Texline is a town in northwestern Dallam County, Texas, United States. Its population was 448 at the 2020 census. The town is named for its location near the New Mexico-Texas state line. The town sits on U.S. Highway 87, which continues southeast towards Dalhart and northwest towards Clayton, New Mexico.

==History of boundary dispute==
For years, a simmering dispute has existed over whether Texline is lawfully a part of Texas or New Mexico. The straight north–south border between the two states was originally defined as the 103rd meridian, but the 1859 survey that was supposed to mark that boundary mistakenly set the border between 2.29 and 3.77 mi too far west of that line. This survey error resulted in the current towns of Texline, Farwell, Bledsoe, Bronco, and a part of Glenrio being within the State of Texas. New Mexico's short border with Oklahoma, in contrast, was correctly surveyed on the meridian. New Mexico's draft constitution in 1910 stated that the border is on the 103rd meridian as intended. The disputed strip, hundreds of miles long, includes parts of valuable oilfields of the Permian Basin. A bill was passed in the New Mexico Senate to fund and file a lawsuit in the U.S. Supreme Court to recover the strip from Texas, but the bill did not become law. Today, land in the strip is included in Texas land surveys and the land and towns for all purposes are taxed and governed by the State of Texas.

==Geography==
Texline is located just over a mile from the New Mexico border along U.S. Highway 87 and six miles south of the Texas-Oklahoma border. Dalhart is around 35 miles to the southeast and Clayton, New Mexico, is about 11 miles to the northwest.

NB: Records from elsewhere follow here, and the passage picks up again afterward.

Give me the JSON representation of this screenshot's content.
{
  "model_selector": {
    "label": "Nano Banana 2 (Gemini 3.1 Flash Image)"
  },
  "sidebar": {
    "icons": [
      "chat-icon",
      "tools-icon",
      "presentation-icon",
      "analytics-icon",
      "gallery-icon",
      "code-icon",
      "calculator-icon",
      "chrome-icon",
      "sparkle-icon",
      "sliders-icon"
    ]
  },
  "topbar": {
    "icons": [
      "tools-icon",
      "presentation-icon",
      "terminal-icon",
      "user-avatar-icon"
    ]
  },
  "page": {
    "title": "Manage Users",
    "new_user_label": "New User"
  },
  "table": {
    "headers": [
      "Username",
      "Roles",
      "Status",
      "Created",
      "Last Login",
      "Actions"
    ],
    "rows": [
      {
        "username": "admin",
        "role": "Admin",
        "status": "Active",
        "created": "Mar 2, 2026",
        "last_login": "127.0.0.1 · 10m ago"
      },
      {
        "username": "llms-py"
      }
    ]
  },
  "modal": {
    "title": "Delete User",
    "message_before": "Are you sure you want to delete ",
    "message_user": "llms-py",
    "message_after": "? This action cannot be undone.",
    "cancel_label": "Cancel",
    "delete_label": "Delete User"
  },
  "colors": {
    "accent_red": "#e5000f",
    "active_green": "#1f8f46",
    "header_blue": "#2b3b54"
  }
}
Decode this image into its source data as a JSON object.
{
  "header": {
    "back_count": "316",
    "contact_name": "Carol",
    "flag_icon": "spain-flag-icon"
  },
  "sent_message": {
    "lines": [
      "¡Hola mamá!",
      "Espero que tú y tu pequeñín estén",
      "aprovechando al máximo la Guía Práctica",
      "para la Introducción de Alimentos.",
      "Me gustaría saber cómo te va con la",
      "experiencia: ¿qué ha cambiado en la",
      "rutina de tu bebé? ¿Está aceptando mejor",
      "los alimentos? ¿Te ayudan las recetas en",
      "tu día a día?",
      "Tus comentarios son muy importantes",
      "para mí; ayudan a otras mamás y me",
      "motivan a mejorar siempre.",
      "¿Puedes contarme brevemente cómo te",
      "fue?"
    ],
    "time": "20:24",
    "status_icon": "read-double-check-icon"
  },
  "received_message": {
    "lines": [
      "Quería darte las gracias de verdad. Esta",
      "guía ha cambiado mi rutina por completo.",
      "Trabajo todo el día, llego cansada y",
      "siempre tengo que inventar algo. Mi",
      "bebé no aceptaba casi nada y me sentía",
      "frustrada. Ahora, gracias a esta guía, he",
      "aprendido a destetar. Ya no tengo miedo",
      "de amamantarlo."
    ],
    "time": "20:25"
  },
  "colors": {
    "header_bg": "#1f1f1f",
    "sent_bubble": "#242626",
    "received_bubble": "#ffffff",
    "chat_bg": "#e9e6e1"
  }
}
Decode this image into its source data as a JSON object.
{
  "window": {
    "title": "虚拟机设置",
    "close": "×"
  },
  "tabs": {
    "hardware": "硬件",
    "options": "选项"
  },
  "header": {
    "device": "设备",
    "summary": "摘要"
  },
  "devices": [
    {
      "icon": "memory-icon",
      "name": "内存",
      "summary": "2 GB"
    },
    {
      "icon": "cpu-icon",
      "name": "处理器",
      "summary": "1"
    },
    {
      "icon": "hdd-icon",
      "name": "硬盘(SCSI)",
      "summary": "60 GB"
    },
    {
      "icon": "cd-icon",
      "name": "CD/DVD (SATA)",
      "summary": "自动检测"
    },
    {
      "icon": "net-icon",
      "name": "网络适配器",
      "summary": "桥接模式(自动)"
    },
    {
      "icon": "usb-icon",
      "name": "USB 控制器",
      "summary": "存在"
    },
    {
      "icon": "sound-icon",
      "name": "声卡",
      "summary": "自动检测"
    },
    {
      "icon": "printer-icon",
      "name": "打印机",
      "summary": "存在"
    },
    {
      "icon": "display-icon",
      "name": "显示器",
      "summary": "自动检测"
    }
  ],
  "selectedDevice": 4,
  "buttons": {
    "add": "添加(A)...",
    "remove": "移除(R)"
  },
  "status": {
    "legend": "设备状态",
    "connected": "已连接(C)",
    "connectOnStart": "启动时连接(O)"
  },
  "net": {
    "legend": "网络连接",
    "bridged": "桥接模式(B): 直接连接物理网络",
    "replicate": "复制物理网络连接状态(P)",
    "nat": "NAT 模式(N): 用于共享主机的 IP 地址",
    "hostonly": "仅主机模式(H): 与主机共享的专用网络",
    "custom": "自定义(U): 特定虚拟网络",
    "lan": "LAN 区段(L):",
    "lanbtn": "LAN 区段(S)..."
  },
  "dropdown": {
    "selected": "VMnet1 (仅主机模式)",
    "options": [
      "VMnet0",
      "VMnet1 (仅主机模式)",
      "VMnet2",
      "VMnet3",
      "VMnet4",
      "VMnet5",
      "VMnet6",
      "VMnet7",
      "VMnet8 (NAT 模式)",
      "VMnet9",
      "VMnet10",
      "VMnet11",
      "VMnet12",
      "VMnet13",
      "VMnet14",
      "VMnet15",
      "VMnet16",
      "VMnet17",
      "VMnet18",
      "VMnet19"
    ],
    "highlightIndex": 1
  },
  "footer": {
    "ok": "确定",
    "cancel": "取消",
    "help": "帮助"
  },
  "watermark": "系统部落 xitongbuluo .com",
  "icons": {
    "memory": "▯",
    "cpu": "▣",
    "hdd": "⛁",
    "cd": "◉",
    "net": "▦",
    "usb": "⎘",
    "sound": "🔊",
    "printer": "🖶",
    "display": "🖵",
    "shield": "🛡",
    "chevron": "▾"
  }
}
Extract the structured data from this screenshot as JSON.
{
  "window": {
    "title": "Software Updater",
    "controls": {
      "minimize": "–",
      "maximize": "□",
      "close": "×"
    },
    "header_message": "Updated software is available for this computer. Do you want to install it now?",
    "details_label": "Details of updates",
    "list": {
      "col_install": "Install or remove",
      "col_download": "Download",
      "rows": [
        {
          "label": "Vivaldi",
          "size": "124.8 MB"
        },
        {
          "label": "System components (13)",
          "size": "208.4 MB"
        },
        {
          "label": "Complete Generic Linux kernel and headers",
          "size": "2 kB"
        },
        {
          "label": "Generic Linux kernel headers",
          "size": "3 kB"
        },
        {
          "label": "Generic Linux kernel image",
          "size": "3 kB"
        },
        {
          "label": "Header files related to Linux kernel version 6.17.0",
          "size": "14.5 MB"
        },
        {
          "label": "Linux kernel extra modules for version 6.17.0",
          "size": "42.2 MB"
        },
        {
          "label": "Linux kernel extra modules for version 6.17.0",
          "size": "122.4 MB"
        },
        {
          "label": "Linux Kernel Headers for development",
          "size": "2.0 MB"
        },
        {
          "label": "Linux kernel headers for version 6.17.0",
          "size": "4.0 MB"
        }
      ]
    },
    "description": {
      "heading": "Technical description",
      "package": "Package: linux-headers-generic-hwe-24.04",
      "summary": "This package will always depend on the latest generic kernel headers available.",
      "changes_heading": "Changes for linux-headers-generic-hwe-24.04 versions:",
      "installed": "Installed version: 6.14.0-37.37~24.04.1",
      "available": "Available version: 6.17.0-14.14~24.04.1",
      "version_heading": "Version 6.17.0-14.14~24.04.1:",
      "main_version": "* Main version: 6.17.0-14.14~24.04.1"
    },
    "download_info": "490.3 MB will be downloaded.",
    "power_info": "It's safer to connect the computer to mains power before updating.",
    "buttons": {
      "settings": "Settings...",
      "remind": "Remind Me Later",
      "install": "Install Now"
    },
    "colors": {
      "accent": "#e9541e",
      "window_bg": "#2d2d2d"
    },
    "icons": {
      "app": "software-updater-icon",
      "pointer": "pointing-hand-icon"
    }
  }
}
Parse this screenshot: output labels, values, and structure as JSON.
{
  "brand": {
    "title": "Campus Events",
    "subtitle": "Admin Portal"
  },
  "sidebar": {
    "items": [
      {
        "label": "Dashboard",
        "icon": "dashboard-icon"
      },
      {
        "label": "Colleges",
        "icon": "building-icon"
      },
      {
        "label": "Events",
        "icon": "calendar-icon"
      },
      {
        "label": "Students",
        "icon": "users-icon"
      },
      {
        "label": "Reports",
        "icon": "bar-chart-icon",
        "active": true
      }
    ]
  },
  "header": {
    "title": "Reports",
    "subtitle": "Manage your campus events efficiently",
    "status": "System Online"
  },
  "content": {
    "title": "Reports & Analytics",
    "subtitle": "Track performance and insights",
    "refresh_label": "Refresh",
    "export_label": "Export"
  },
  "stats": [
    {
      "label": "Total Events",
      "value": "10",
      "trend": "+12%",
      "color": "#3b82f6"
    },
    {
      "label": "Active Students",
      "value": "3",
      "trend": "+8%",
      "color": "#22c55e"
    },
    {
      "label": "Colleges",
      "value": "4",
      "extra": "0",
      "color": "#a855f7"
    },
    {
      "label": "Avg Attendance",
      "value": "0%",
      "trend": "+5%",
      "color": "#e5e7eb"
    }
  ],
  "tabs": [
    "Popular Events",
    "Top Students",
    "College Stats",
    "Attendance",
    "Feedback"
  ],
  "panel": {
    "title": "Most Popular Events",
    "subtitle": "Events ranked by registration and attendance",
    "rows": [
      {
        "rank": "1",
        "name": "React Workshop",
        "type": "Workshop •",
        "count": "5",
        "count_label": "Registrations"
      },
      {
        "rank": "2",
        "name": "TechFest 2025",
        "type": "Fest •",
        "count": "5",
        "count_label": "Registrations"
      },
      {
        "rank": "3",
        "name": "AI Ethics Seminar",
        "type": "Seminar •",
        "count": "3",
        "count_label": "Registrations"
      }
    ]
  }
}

According to the United States Census Bureau, the town has a total area of 1.0 sqmi, all land.

==Demographics==

Historical population
| Census | Pop. | Note | %± |
| 1920 | 762 |  | — |
| 1930 | 711 |  | −6.7% |
| 1940 | 385 |  | −45.9% |
| 1950 | 437 |  | 13.5% |
| 1960 | 430 |  | −1.6% |
| 1970 | 387 |  | −10.0% |
| 1980 | 477 |  | 23.3% |
| 1990 | 425 |  | −10.9% |
| 2000 | 511 |  | 20.2% |
| 2010 | 507 |  | −0.8% |
| 2020 | 448 |  | −11.6% |
U.S. Decennial Census

===2020 census===

Texline racial composition (NH = Non-Hispanic)
| Race | Number | Percentage |
|---|---|---|
| White (NH) | 222 | 49.55% |
| Native American or Alaska Native (NH) | 1 | 0.22% |
| Mixed/multiracial (NH) | 13 | 2.9% |
| Hispanic or Latino | 212 | 47.32% |
| Total | 448 |  |

As of the 2020 United States census, 448 people, 160 households, and 74 families were residing in the town.

===2000 census===
As of the census of 2000, 511 people, 196 households, and 134 families resided in the town. The population density was 504.2 PD/sqmi. The 227 housing units had an average density of 224.0 /sqmi. The racial makeup of the town was 90.02% White, 0.20% Native American, 6.85% from other races, and 2.94% from two or more races. Hispanics or Latinos of any race were 26.81% of the population.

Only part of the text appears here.